Broadband multi-frequency microwave photonic up-conversion with tunable phase shift

A broadband multi-frequency microwave photonic up-conversion scheme with a tunable phase shift is proposed and demonstrated based on a cavity-less ultrashort optical pulse source and a dual-polarization dual-parallel Mach-Zehnder modulator (DP-DPMZM). In this scheme, the intermediate-frequency (IF) signal is loaded onto the optical frequency comb from a cavity-less ultrashort pulse source via carrier-suppressed double-sideband (CS-DSB) modulation by using a DP-DPMZM and a 90 electric hybrid coupler (HC). Through mutual beating between multi-groups of optical modulation sidebands and multi-tone optical carrier at the photodetector (PD), multi-frequency up-converted microwave signals are obtained after coherent superposition.
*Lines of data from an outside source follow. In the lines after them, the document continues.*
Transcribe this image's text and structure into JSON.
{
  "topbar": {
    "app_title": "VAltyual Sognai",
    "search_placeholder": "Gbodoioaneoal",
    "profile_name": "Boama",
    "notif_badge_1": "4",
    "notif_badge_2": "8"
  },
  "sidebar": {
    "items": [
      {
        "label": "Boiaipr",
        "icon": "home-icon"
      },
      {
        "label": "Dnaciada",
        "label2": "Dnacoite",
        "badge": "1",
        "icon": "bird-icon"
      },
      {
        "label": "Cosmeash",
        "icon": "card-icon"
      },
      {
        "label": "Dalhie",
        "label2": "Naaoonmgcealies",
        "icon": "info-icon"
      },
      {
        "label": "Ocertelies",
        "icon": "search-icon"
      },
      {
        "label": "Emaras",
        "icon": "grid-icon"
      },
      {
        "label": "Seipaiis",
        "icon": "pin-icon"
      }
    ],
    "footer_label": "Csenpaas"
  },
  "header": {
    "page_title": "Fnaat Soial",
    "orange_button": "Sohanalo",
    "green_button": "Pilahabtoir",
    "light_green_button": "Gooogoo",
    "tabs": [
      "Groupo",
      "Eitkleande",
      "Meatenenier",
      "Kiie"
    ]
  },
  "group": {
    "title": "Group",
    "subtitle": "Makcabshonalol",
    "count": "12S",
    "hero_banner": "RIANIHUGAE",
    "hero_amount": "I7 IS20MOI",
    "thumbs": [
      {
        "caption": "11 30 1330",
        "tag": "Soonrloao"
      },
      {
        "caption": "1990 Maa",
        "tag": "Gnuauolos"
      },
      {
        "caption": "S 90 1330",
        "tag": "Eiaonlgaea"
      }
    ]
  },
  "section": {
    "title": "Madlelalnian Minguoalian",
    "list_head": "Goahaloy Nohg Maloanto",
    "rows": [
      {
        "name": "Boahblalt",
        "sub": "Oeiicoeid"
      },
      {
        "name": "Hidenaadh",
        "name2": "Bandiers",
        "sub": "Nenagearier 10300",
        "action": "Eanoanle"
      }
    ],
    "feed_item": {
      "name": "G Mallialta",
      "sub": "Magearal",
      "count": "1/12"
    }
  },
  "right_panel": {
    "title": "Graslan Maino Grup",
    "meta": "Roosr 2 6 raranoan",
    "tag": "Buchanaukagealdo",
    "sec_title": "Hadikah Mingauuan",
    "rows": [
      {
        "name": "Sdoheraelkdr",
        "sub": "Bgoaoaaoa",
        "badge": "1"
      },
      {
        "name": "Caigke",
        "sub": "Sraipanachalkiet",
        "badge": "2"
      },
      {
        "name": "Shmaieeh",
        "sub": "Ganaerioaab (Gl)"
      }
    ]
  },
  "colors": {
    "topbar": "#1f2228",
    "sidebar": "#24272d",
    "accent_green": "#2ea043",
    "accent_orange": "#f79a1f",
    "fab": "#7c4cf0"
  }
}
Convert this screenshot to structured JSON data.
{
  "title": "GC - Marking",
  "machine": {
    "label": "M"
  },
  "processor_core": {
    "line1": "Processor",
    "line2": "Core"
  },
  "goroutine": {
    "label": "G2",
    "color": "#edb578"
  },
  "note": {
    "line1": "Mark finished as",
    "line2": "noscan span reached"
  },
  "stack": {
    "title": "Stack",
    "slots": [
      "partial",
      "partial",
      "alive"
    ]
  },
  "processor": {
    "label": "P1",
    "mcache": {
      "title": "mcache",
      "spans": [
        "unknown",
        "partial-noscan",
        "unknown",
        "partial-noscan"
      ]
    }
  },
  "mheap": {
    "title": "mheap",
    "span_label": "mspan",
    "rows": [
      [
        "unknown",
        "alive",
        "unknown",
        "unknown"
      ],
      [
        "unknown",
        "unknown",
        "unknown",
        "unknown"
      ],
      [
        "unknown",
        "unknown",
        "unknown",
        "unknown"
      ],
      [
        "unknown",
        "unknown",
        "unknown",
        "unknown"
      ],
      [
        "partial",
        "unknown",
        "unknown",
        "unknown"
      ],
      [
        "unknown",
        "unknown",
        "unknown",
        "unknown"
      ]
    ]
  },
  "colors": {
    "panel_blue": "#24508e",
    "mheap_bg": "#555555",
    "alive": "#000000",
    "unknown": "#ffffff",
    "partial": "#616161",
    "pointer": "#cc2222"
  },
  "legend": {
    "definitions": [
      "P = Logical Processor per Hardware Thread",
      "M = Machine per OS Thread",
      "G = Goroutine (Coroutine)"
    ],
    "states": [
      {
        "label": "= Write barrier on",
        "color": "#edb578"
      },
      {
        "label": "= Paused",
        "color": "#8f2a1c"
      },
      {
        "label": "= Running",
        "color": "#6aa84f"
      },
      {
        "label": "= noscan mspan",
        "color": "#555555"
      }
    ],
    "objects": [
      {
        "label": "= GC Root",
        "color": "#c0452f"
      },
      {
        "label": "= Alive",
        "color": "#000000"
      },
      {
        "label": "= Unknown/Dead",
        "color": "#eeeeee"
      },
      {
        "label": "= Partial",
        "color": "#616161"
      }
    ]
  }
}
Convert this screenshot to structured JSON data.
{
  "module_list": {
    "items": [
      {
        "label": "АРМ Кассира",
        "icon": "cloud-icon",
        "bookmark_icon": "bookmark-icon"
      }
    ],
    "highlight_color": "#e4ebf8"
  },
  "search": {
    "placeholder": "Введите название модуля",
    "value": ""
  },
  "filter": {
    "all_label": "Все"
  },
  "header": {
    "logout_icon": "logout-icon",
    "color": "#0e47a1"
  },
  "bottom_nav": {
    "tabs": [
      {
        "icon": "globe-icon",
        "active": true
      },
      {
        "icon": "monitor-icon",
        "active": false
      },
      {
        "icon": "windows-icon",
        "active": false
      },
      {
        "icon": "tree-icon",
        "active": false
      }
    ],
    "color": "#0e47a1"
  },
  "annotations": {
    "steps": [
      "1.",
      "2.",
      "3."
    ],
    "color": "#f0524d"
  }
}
Meanwhile, the phase of the generated signals can be continuously tuned through varying the bias voltages of the DP-DPMZM. Simulation results show that the multi-frequency up-conversion is with a 3-dB operation bandwidth of 36 GHz and a phase shift tuning range over 360. Hence, this scheme is a potential candidate to simultaneously realize broadband multi-frequency operation and generate the large-scale tunable phase shift in modern radar systems.

Automated summary

A broadband multi-frequency microwave photonic up-conversion scheme with a tunable phase shift is proposed and demonstrated. By modulating and superposing the optical signal, multi-frequency microwave signals are obtained and the phase can be continuously adjusted.